History of Sanskrit

Maratha Supremacy  1707 to 1818 a.d.    

A brief survey of S literature during this period indicates that S continued to flourish along with other regional languages. Under patronage of rulers, temples and pilgrimage centers like Kashi it prospered. Kings in Tanjore, Mysore, Andhra, Peshwas  in Maharashtra, Jaipur and Nadia in Bengal invigorated S esp in North India where it suffered because of Muslim rule. Another noteworthy feature was the foundation of S institutions. The Peshwas had set aside funds for Dakshina that was responsible for the present Deccan College. In 1791 was founded the Varanasi S Vishvavidyalaya.

Mahakavya - There were many works on Lord Ram, amongst the more noteworthy one was Raghaviyam 20 cantos composed by the famous poet Ramapanivada of Malabar. Another Maithilian poet Krishnadatta composed Radharahasya 22 cantos depicting the amours of Radha and Krishna. Ghanshyam in his poem Venkateshacharita narrates the story of Lord Venkateshwara of Tirupati. Another great poet Ramabhadra Dikshit composed Patanjali-charita 8 cantos describing the life of Patanjali, the well-known author of Vyakarana Mahabhasya. A number of other works for written too.

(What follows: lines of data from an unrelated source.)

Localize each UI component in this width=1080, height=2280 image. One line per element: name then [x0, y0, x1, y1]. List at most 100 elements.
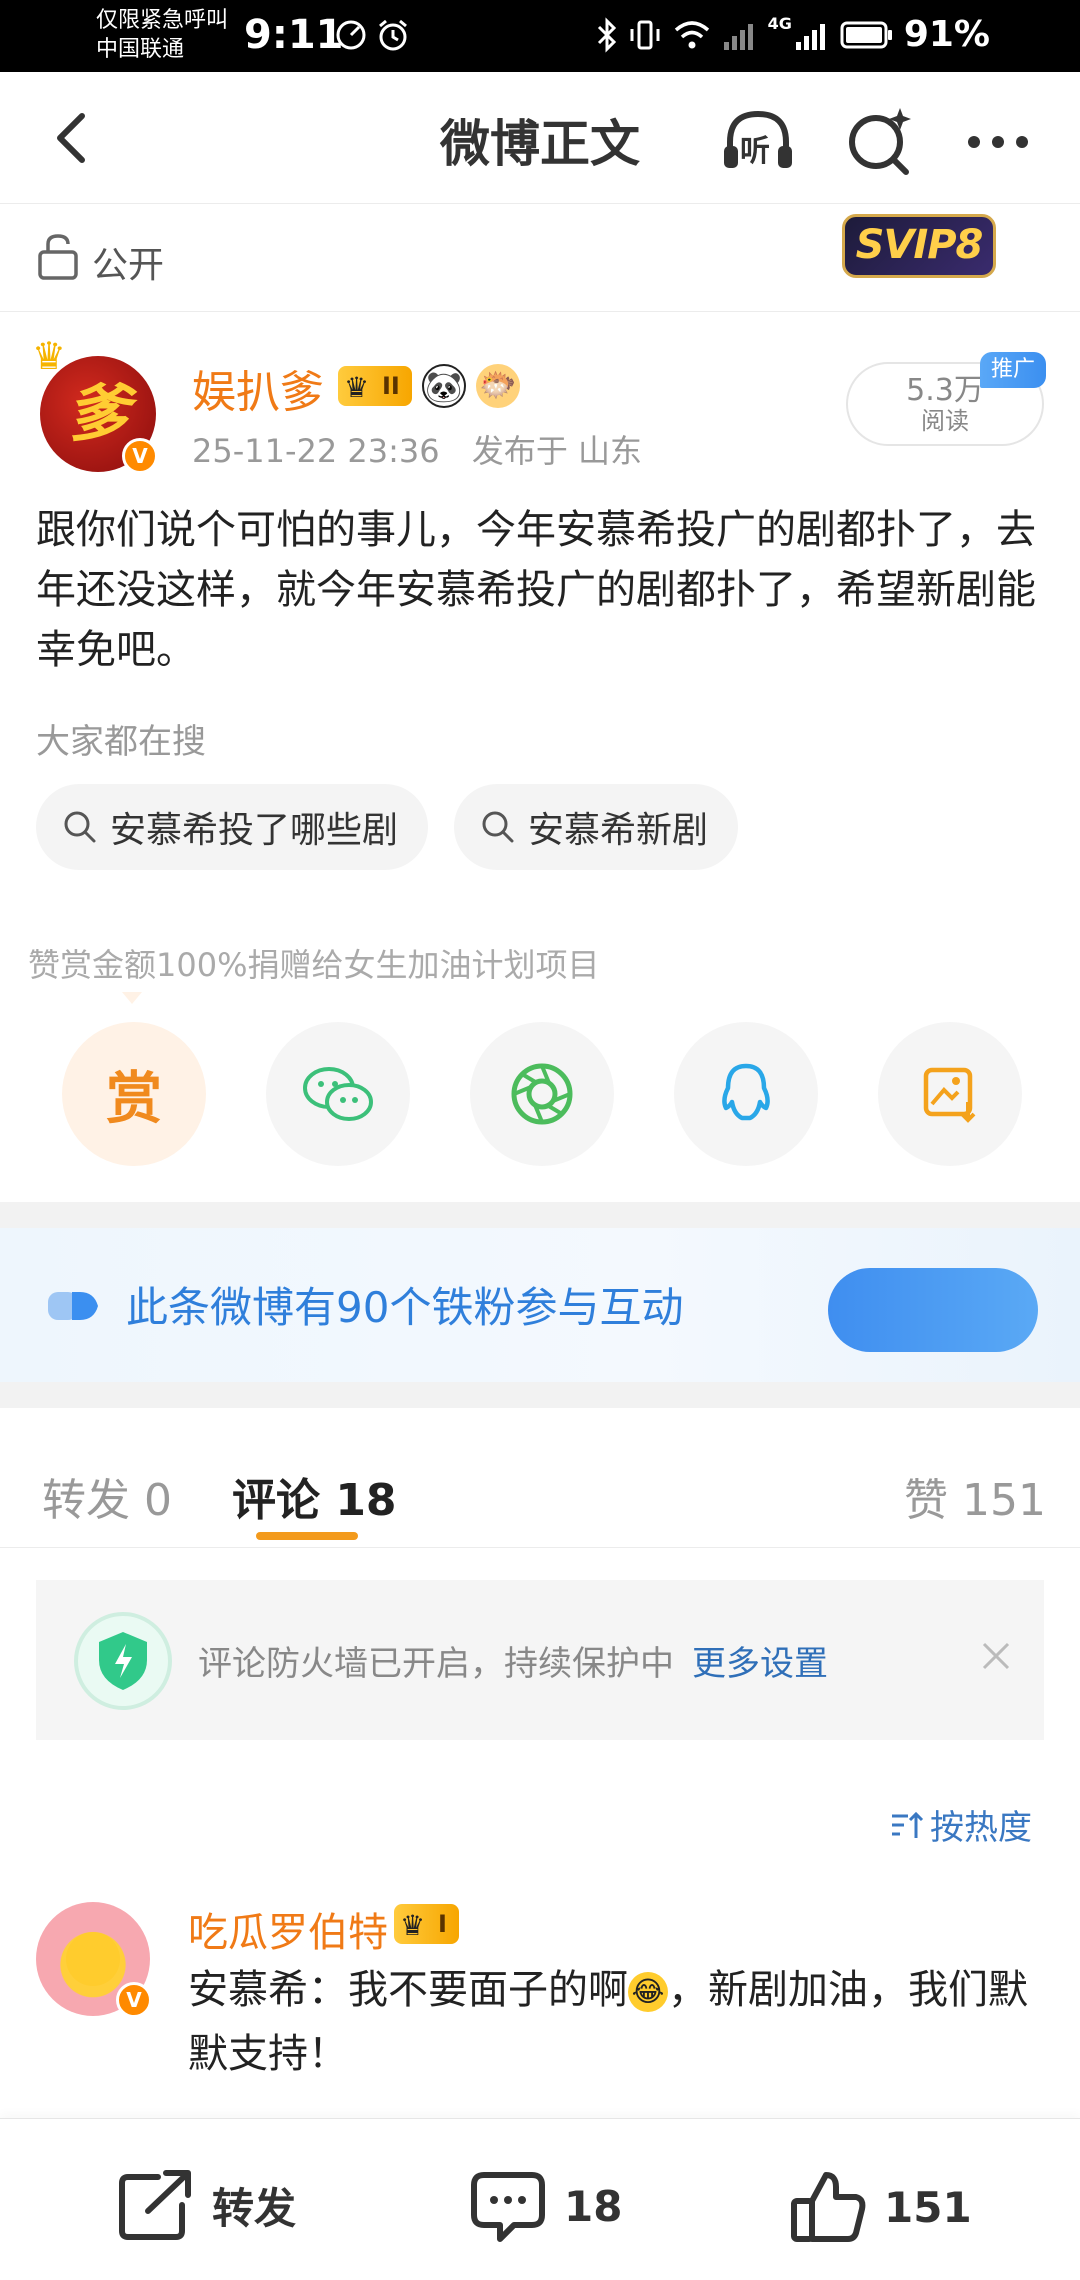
wechat-icon — [303, 1067, 373, 1121]
firewall-status: 评论防火墙已开启，持续保护中 — [198, 1644, 674, 1684]
like-count: 151 — [884, 2182, 972, 2232]
reward-text: 赞赏金额100%捐赠给女生加油计划项目 — [28, 946, 600, 984]
commenter-level-badge[interactable]: ♛ I — [394, 1904, 459, 1944]
wifi-icon — [674, 20, 709, 48]
thumbs-up-icon — [791, 2172, 866, 2242]
more-icon[interactable] — [960, 102, 1040, 182]
search-chips: 安慕希投了哪些剧 安慕希新剧 — [36, 784, 739, 870]
member-level: II — [382, 372, 400, 400]
detail-tabs: 转发 0 评论 18 赞 151 — [0, 1408, 1080, 1548]
visibility-label: 公开 — [92, 245, 165, 286]
carrier-line-2: 中国联通 — [96, 37, 185, 62]
network-type: 4G — [767, 14, 792, 33]
read-label: 阅读 — [921, 407, 969, 435]
comment-count: 18 — [564, 2181, 623, 2231]
share-icon — [119, 2170, 191, 2240]
data-speed-icon — [336, 20, 366, 50]
crown-icon: ♛ — [344, 371, 370, 404]
reward-pointer — [122, 992, 142, 1004]
svip-badge[interactable]: SVIP8 — [842, 214, 996, 278]
commenter-level: I — [438, 1910, 447, 1938]
fans-text: 此条微博有90个铁粉参与互动 — [126, 1283, 684, 1332]
status-bar: 仅限紧急呼叫 中国联通 9:11 4G 91% — [0, 0, 1080, 72]
battery-icon — [840, 21, 892, 48]
image-download-icon — [923, 1067, 976, 1123]
moments-icon — [511, 1063, 573, 1125]
bottom-action-bar: 转发 18 151 — [0, 2118, 1080, 2280]
verified-icon: V — [122, 438, 158, 474]
tab-underline — [256, 1532, 358, 1540]
post-location: 发布于 山东 — [471, 432, 642, 470]
crown-icon: ♛ — [32, 334, 67, 378]
search-chip-label: 安慕希投了哪些剧 — [110, 810, 399, 851]
post-text: 跟你们说个可怕的事儿，今年安慕希投广的剧都扑了，去年还没这样，就今年安慕希投广的… — [36, 507, 1036, 673]
verified-icon: V — [116, 1982, 152, 2018]
section-divider — [0, 1382, 1080, 1408]
status-time: 9:11 — [244, 12, 344, 58]
avatar-face — [66, 1932, 120, 1986]
vibrate-icon — [630, 20, 660, 49]
comment-icon — [471, 2172, 545, 2242]
share-row: 赏 — [62, 1022, 1022, 1166]
author-row: 爹 ♛ V 娱扒爹 ♛ II 🐼 🐡 25-11-22 23:36 发布于 山东 … — [0, 312, 1080, 482]
listen-button[interactable]: 听 — [718, 102, 798, 182]
sort-button[interactable]: 按热度 — [890, 1800, 1032, 1849]
fish-icon: 🐡 — [475, 364, 520, 408]
fans-icon — [48, 1292, 98, 1320]
search-hint: 大家都在搜 — [36, 722, 206, 762]
listen-label: 听 — [740, 134, 770, 169]
firewall-text: 评论防火墙已开启，持续保护中 更多设置 — [198, 1636, 828, 1685]
tab-comments[interactable]: 评论 18 — [232, 1464, 397, 1528]
carrier-line-1: 仅限紧急呼叫 — [96, 8, 229, 33]
commenter-avatar[interactable]: V — [36, 1902, 152, 2018]
fans-banner[interactable]: 此条微博有90个铁粉参与互动 — [0, 1228, 1080, 1382]
section-divider — [0, 1202, 1080, 1228]
repost-label: 转发 — [212, 2183, 297, 2233]
reward-button[interactable]: 赏 — [62, 1022, 206, 1166]
carrier-info: 仅限紧急呼叫 中国联通 — [96, 6, 228, 64]
visibility-row: 公开 SVIP8 — [0, 204, 1080, 312]
save-image-button[interactable] — [878, 1022, 1022, 1166]
signal-icon — [723, 23, 753, 50]
signal-icon-2 — [795, 23, 825, 50]
author-meta: 25-11-22 23:36 发布于 山东 — [192, 426, 642, 472]
author-name[interactable]: 娱扒爹 — [192, 356, 324, 420]
battery-percent: 91% — [903, 14, 990, 55]
bluetooth-icon — [597, 16, 616, 53]
like-button[interactable]: 151 — [790, 2169, 972, 2245]
search-chip[interactable]: 安慕希投了哪些剧 — [36, 784, 429, 870]
comment-button[interactable]: 18 — [470, 2169, 622, 2243]
status-right: 4G 91% — [596, 14, 990, 55]
search-icon — [64, 811, 96, 843]
share-wechat-button[interactable] — [266, 1022, 410, 1166]
sort-icon — [892, 1811, 924, 1838]
share-moments-button[interactable] — [470, 1022, 614, 1166]
search-chip-label: 安慕希新剧 — [528, 810, 709, 851]
alarm-icon — [379, 19, 407, 51]
comment-firewall-notice: 评论防火墙已开启，持续保护中 更多设置 — [36, 1580, 1044, 1740]
close-icon[interactable] — [976, 1636, 1016, 1676]
member-level-badge[interactable]: ♛ II — [338, 366, 412, 406]
qq-icon — [722, 1063, 770, 1121]
more-settings-link[interactable]: 更多设置 — [692, 1644, 828, 1684]
repost-button[interactable]: 转发 — [118, 2169, 296, 2241]
comment-text-part1: 安慕希：我不要面子的啊 — [188, 1967, 628, 2013]
commenter-name[interactable]: 吃瓜罗伯特 — [188, 1900, 388, 1958]
share-qq-button[interactable] — [674, 1022, 818, 1166]
promo-tag: 推广 — [980, 352, 1046, 388]
unlock-icon — [38, 234, 78, 280]
tab-repost[interactable]: 转发 0 — [42, 1464, 172, 1528]
panda-icon: 🐼 — [421, 364, 466, 408]
comment-text: 安慕希：我不要面子的啊 😂，新剧加油，我们默默支持！ — [188, 1958, 1048, 2086]
sort-label: 按热度 — [930, 1808, 1032, 1848]
search-icon — [482, 811, 514, 843]
status-left-icons — [334, 18, 410, 52]
post-timestamp: 25-11-22 23:36 — [192, 432, 440, 470]
search-chip[interactable]: 安慕希新剧 — [454, 784, 739, 870]
author-badges: ♛ II 🐼 🐡 — [338, 364, 520, 408]
reward-glyph: 赏 — [106, 1066, 162, 1132]
author-avatar[interactable]: 爹 ♛ V — [32, 334, 158, 474]
tab-likes[interactable]: 赞 151 — [904, 1464, 1046, 1528]
fans-action-button[interactable] — [828, 1268, 1038, 1352]
search-sparkle-icon[interactable] — [840, 102, 920, 182]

The Champu literature continued to grow with themes, religious and biographical. Eg the political affairs of contemporary Deccan and Karnataka as well as Anglo-French conflicts form the theme of Anandaranga-champu of Shrinavasa.  Shahtranistha-kavya - A few poets illustrated the alamkara through their poems glorifying the royal deeds. One of them was Devashankara’s Purohit’s Alamkaramanjusha praises the achievements of Peshwa Madhav Rao I.

Nataka - The life of patrons was dramatized by many a playwright. Venkata Subramanya wrote Vasulakshmikalyanam dealing with the marriage of his king Ramavarma of Travancore with Vasulakshmi, a Sindhu princess for securing a political alliance. There were a number of nataskas written during this period with similar themes.

Miscellaneous works - The tradition of writing Tikas was vigorously Ghanshyam who wrote commentaries of many works like Shakuntla, Mahaviracharita, Bhojachmpu amongst others. He is said to have written 64 works in S, 20 in Prakrit and 25 in other dialects. Basava Nayak of Ikkeri compiled Shivatattvaratnakara, an encyclopedia giving the essence of different arts and sciences in the Vedas and Agamas.

Technical literature - The distinguished writer Nagojibhatta wrote many books on grammar amongst others a commentary on Kaiyata’s Pradipa, a commentary on Mahabhasya. He is also credited with works on dharmasastras, jyotisha and saddarshanas.

Music - Tulajirao, king of Tanjore wrote the Sangitasaramrita, an extensive work on the southern systems of music. His Natyavedagama deals with dancing. Ahobila Pandit 1750-77 composed Sangitaparijata, which was translated into Persian by Dinanath. With the help of musicians Pratapsimha Deva, the Maharaja of Jaipur compiled the Sangitasagara, an encyclopedia on music. Tyagaraja, the great musician and devotee of Lord Ram, composed songs in S. One of the distinguished writers of this period was Maharaja Bala Rama Varma of Travancore who was also a poet of distinction.

Astronomy - Raghava wrote Khetakriti on astronomy. Ramrarudra wrote three works on the same subject. Dinakar of Pune wrote a number of works on Jyotish-shastra.

Medicine - Under Mahaji Sindia, Jogaraja composed Ashvaphalaprakasha, a work on veterinary science. The Vicharasudhakara of Ranga Jyotirvid of Junnar near Pune deals with Piles.

The field of Dharmasastras was enriched by many works. Kashinath Upadhyaya wrote the Dharmasindhu, Sadacharahasya was compiled by Anantabhatta, Balambhatti by Balambhatta were amongst the many books written.

Philosophy - In the realm of Advaita philosophy, Sadashiva Brahmendra Sarasvati wrote Bramahmatattvaprakashika, a commentary on the Brahmasutras amongst others. He also wrote commentaries on 108 Upanishads. The Shuddhavaita School was also enriched by Dasha-digantavijay Purushottam 1668-1781. He is said to have written more than 67 works comprising nine lacs of slokhas. The Dvaita doctrine was further expounded by Raghunath Tirtha. Sumatindra Tirtha of Raghavendra Mutt was a profilic writer- a doctrinaire, a poet and an Alamkarika. Bhaskarakantha of Kashmir wrote the Bhaskari. A number of other works were written.

After reading all about these great works I wonder where are they today, we convent educated students do not know a word of S, then how are we to read these great works? To us they are lost forever.